Medicaid Programs Should Protect Health Care for Millions of Families by Implementing a New Federal Option for SNAP-Based Electronic Renewal
By Stan Dorn,
04.01.2022
The Centers for Medicare & Medicaid Services (CMS) recently released guidance that gives states a powerful new tool that will prevent millions of people from losing Medicaid. The tool will also help states cope with overwhelming administrative burdens and strengthen Medicaid’s program integrity. Specifically, when Medicaid redeterminations begin after the end of the COVID-19 public health emergency (PHE), states are allowed to automatically renew Medicaid eligibility for beneficiaries under age 65 who receive assistance from the Supplemental Nutrition Assistance Program (SNAP). Nearly all SNAP participants qualify for Medicaid, which is why this new option makes so much sense. To achieve the greatest possible efficiency gains, states should immediately begin developing automated systems to identify beneficiaries who participate in SNAP and renew them electronically.

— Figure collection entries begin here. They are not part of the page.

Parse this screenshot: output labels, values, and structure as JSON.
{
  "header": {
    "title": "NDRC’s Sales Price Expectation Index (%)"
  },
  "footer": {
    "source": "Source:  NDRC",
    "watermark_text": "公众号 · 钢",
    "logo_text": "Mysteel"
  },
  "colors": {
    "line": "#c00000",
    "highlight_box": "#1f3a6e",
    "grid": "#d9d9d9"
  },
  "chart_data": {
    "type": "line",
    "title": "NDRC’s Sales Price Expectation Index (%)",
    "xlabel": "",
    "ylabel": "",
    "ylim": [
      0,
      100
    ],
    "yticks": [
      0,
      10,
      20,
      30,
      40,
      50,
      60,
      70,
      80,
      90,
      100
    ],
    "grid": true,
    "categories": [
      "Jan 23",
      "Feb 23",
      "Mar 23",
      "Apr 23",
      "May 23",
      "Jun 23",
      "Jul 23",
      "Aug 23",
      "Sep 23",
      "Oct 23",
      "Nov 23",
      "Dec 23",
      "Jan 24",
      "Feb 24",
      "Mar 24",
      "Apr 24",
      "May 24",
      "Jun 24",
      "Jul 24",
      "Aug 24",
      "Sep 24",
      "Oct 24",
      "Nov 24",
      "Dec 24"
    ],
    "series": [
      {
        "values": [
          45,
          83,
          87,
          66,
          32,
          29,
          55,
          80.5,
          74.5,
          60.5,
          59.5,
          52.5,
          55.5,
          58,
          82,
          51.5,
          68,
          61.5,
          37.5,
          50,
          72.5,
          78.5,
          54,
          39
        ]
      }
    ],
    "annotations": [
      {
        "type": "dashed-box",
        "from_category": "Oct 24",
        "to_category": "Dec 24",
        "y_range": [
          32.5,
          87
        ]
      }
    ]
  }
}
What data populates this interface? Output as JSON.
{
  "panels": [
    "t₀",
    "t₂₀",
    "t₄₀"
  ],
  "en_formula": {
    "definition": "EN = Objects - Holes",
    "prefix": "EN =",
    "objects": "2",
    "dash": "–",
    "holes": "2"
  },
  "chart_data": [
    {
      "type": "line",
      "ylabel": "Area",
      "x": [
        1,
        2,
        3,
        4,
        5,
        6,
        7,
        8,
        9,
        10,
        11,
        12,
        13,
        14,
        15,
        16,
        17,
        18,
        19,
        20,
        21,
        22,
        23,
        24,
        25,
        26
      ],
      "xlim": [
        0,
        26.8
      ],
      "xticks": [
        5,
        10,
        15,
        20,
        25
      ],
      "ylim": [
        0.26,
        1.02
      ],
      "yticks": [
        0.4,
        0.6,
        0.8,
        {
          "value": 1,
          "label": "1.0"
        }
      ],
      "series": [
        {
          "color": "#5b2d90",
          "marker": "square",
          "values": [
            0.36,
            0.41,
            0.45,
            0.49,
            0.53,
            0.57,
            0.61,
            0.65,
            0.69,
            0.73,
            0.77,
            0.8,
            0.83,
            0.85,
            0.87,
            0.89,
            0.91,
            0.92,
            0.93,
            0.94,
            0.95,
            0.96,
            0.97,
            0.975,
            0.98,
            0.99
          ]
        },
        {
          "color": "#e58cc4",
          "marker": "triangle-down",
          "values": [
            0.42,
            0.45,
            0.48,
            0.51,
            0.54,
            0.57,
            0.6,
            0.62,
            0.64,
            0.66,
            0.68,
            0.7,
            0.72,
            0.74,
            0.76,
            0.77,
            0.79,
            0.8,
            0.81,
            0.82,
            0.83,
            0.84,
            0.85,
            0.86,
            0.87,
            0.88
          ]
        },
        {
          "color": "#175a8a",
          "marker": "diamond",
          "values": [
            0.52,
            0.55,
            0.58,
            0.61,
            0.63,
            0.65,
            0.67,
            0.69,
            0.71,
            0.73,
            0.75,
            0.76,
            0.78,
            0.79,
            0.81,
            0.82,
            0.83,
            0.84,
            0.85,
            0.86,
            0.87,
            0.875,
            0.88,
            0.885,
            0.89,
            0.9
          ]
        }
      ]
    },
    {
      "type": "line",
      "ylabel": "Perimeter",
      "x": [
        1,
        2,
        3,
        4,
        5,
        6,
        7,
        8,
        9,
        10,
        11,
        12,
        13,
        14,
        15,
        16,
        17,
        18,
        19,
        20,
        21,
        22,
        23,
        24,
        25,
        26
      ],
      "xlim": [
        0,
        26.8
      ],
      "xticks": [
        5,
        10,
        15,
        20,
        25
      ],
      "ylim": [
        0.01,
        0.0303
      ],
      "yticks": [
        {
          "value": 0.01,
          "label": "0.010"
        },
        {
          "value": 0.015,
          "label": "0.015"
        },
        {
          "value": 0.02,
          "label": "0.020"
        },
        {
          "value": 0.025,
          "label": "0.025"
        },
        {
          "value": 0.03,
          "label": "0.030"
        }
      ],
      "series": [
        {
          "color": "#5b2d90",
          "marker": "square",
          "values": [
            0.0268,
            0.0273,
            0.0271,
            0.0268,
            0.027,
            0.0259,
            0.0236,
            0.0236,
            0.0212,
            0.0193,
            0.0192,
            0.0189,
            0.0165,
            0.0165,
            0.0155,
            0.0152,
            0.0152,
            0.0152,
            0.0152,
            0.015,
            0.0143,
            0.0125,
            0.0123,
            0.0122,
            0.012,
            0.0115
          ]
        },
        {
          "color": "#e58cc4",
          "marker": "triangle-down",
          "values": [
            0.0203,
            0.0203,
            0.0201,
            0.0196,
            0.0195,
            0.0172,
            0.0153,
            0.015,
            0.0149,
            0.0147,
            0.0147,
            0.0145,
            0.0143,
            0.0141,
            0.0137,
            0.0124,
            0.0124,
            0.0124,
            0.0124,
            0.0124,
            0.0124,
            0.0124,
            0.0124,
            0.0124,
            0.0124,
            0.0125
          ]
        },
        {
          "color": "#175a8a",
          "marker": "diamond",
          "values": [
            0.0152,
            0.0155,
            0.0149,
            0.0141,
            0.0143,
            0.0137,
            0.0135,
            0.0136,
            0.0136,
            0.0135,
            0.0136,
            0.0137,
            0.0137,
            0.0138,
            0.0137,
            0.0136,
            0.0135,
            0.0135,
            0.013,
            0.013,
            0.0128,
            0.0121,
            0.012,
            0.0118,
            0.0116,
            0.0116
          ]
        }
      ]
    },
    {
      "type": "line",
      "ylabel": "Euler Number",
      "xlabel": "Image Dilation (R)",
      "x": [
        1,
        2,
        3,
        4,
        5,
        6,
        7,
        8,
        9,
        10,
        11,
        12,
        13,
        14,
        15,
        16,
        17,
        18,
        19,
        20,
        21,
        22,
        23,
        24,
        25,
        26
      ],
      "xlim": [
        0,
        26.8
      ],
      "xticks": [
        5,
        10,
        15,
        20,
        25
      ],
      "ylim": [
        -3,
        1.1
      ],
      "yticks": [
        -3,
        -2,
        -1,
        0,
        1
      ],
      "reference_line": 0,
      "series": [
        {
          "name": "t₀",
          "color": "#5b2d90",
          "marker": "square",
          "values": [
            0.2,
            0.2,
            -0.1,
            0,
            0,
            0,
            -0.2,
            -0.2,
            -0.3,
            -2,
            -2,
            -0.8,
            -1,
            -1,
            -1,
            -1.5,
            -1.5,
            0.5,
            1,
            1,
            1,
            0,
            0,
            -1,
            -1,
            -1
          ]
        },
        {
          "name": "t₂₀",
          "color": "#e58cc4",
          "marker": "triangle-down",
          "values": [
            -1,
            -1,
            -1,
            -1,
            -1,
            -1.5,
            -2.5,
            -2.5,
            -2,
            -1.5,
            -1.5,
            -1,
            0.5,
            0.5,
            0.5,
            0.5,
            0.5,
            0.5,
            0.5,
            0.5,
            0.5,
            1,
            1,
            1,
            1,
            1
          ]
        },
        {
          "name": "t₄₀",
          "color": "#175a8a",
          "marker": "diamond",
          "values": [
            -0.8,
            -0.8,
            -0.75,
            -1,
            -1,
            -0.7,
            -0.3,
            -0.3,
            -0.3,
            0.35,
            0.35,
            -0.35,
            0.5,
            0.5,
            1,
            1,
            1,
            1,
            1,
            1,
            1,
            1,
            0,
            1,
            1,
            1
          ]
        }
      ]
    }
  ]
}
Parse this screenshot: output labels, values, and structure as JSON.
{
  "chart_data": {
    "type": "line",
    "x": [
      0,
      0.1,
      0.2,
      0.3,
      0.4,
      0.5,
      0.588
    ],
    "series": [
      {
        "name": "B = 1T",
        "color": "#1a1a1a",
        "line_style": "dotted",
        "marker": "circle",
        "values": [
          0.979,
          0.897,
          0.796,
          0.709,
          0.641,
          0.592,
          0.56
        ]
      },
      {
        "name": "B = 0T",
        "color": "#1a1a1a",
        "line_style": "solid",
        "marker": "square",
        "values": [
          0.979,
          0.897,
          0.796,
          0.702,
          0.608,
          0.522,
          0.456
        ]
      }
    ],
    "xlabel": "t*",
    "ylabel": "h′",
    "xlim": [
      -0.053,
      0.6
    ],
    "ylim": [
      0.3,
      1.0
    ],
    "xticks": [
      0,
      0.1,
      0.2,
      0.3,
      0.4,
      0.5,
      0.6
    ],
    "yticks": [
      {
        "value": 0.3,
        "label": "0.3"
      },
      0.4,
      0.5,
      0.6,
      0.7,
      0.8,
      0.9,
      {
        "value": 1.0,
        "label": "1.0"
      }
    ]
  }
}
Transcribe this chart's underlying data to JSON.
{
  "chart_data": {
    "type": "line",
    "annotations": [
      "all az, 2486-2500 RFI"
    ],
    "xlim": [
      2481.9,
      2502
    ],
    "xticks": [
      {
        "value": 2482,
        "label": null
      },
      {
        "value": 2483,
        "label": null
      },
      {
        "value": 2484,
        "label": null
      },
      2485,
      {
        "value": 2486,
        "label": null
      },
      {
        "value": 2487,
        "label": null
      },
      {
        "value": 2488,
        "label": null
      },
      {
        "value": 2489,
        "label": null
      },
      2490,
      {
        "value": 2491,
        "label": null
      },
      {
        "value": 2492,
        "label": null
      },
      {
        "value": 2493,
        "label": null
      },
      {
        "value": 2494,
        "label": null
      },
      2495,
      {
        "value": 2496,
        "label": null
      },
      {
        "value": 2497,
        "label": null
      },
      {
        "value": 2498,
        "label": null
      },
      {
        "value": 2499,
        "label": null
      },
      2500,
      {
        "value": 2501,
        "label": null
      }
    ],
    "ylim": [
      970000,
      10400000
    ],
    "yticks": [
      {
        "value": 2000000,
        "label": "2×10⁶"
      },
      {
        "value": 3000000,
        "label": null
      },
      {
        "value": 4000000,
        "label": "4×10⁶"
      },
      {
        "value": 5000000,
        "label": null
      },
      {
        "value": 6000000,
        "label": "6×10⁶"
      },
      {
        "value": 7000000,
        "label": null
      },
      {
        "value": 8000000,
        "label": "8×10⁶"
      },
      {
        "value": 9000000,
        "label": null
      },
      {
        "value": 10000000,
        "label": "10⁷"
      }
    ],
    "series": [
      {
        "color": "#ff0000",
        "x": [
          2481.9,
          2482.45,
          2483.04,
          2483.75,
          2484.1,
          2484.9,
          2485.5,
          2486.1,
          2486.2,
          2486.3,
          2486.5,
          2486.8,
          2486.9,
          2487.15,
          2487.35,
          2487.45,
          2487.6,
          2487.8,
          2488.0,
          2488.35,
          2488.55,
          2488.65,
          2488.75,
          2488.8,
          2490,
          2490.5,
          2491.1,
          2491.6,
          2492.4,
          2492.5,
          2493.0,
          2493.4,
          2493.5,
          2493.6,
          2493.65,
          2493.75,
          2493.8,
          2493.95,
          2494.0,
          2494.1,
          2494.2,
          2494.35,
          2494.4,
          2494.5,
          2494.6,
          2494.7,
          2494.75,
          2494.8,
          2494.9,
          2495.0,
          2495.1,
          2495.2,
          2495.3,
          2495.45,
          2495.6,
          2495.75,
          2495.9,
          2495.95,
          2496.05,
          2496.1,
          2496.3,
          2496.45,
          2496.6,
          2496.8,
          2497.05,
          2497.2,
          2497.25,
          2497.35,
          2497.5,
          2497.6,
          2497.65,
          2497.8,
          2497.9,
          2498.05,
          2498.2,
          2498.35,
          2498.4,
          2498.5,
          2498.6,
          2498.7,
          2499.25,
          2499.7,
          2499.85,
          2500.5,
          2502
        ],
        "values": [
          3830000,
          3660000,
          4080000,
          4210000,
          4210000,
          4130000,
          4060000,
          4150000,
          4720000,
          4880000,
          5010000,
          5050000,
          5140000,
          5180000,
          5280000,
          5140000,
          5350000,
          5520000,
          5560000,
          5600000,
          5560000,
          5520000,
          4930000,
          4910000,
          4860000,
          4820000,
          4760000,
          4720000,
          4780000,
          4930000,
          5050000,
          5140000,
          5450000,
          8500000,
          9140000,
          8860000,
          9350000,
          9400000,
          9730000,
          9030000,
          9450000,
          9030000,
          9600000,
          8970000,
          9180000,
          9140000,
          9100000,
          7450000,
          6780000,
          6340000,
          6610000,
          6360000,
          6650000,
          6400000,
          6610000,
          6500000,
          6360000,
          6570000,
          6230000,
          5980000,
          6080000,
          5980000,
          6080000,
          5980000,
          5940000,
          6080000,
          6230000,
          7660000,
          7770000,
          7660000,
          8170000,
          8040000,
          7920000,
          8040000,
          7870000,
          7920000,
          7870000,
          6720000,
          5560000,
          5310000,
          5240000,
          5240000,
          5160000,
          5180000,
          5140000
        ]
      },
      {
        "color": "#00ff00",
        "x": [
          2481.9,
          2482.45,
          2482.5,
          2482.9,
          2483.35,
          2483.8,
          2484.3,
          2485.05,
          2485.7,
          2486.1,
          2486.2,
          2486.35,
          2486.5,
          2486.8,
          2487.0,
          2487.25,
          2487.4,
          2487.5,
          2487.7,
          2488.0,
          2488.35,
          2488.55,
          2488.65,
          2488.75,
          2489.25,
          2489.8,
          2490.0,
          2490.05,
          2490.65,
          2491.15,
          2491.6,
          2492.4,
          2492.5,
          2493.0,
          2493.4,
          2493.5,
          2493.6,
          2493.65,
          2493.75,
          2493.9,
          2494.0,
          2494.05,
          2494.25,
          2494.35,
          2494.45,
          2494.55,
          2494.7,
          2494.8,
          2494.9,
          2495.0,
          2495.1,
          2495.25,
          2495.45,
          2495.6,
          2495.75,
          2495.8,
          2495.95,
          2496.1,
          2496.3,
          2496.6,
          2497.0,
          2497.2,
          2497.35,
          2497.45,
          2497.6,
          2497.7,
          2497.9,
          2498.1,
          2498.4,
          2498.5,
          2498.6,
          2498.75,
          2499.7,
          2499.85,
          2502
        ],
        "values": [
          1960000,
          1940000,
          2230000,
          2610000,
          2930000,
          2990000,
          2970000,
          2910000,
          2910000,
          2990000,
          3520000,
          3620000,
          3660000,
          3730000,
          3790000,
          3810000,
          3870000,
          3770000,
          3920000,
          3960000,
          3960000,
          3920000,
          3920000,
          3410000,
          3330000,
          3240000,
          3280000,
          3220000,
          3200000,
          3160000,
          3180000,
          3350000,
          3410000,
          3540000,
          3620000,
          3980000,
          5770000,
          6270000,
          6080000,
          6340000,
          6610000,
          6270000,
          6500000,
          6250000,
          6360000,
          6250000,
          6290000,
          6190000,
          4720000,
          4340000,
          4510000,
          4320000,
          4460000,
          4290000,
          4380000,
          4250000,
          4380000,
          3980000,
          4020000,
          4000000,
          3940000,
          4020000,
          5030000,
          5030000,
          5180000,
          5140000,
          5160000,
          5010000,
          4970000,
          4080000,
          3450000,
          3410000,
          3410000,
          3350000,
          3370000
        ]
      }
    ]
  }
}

Medicaid beneficiaries are likely to experience huge coverage losses when their eligibility is redetermined after the PHE ends. In this brief, we show how SNAP-based auto-renewal can:
- Preserve Medicaid for roughly half of all beneficiaries, extending especially significant protection to many families of color and white children in rural areas.
- Greatly lower administrative burdens facing often understaffed state and local agencies that are now facing the largest number of redeterminations in Medicaid program history.
- Strengthen program integrity by preventing eligible people from being terminated because of missing paperwork and by protecting states from unwarranted findings of payment error.